Ya fresca el azúcar en la gaveta, había que entrar allí descalzo con pico y pala y una parihuela. Ponían siempre a un negro delante y a otro detrás. La parihuela esa era para llevar los bocoyes al tinglado: un depósito largo con dos maderos donde se afincaban los bocoyes para que allí purgara el azúcar. La miel que salía del bocoy iba para el batey y se le daba a los carneros y a los cochinaticos. Engordaban muchísimo.

Para hacer azúcar turbinada había unos embudos grandes a donde se echaba el moscabado para que purgara fino. Ese azúcar se parecía a la de hoy, al azúcar blanca. Los embudos eran conocidos por hormas.

Yo me sé esa parte del azúcar mejor que mucha gente que nada más que conoció la caña afuera, en el campo. Y para decir verdad prefiero la parte de adentro, por lo cómoda. En Flor de Sagua trabajé en la gaveta del cachimbo. Pero eso vino después que yo había tenido experimentación en el bagazo. Ahí la cuestión era de pico y pala. A mi entender, hasta era mejor el corte de caña. Yo tendría entonces unos diez años y por eso no me habían mandado al campo. Pero diez años en aquella época era como decir treinta ahora, porque los niños trabajaban como bueyes.
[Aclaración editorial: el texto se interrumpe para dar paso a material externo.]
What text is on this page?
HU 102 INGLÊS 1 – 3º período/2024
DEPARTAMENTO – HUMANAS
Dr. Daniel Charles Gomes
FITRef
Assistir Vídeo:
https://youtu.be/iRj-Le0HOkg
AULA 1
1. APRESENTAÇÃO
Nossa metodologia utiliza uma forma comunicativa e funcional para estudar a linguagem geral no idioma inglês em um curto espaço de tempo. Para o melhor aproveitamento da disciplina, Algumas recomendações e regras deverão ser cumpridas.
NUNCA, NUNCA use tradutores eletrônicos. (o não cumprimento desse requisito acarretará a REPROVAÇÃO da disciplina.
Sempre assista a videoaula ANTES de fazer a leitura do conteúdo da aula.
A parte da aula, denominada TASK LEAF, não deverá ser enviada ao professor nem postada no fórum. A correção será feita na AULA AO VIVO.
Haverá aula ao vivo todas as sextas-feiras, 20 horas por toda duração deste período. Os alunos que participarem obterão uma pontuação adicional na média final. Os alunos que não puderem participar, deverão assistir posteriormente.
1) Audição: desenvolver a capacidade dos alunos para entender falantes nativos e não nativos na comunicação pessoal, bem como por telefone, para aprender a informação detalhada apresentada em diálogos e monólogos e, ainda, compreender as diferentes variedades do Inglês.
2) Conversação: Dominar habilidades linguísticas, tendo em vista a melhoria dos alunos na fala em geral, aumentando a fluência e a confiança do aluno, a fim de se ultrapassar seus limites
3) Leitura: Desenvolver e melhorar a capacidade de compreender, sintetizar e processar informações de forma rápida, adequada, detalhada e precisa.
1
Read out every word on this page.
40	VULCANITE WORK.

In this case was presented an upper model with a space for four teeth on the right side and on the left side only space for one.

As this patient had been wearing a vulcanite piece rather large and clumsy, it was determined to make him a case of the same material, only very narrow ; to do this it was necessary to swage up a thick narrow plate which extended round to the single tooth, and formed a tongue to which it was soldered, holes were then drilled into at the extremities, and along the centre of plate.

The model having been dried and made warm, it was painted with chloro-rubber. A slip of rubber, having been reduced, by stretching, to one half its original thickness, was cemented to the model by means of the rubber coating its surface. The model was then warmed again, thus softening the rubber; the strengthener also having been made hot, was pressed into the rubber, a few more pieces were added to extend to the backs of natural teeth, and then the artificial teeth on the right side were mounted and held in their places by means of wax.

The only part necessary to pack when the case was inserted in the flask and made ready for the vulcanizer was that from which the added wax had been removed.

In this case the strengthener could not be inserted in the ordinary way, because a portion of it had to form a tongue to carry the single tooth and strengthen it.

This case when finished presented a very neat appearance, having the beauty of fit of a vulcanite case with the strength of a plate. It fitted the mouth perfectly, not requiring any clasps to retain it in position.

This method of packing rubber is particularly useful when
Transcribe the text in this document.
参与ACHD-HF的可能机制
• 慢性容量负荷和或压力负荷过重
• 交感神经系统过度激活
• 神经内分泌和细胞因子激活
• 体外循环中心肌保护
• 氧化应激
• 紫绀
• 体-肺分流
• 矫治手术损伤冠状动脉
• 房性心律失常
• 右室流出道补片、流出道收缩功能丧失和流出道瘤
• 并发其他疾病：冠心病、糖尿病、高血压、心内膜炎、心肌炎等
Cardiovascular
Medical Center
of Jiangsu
Cuando un negrito era lindo y gracioso lo mandaban para adentro. Para la casa de los amos. Ahí lo empezaban a endulzar y... ¡qué sé yo! El caso es que el negrito se tenía que pasar la vida espantando moscas, porque los amos comían mucho. Y al negrito lo ponían en la punta de la mesa mientras ellos comían. Le daban un abanico grande de yarey y largo. Y le decían: «¡Vaya, para que no caigan moscas en la comida!». Si alguna mosca caía en un plato lo regañaban duro y hasta le daban cuero. Yo nunca hice eso porque a mí no me gustaba emparentarme con los amos. Yo era cimarrón de nacimiento.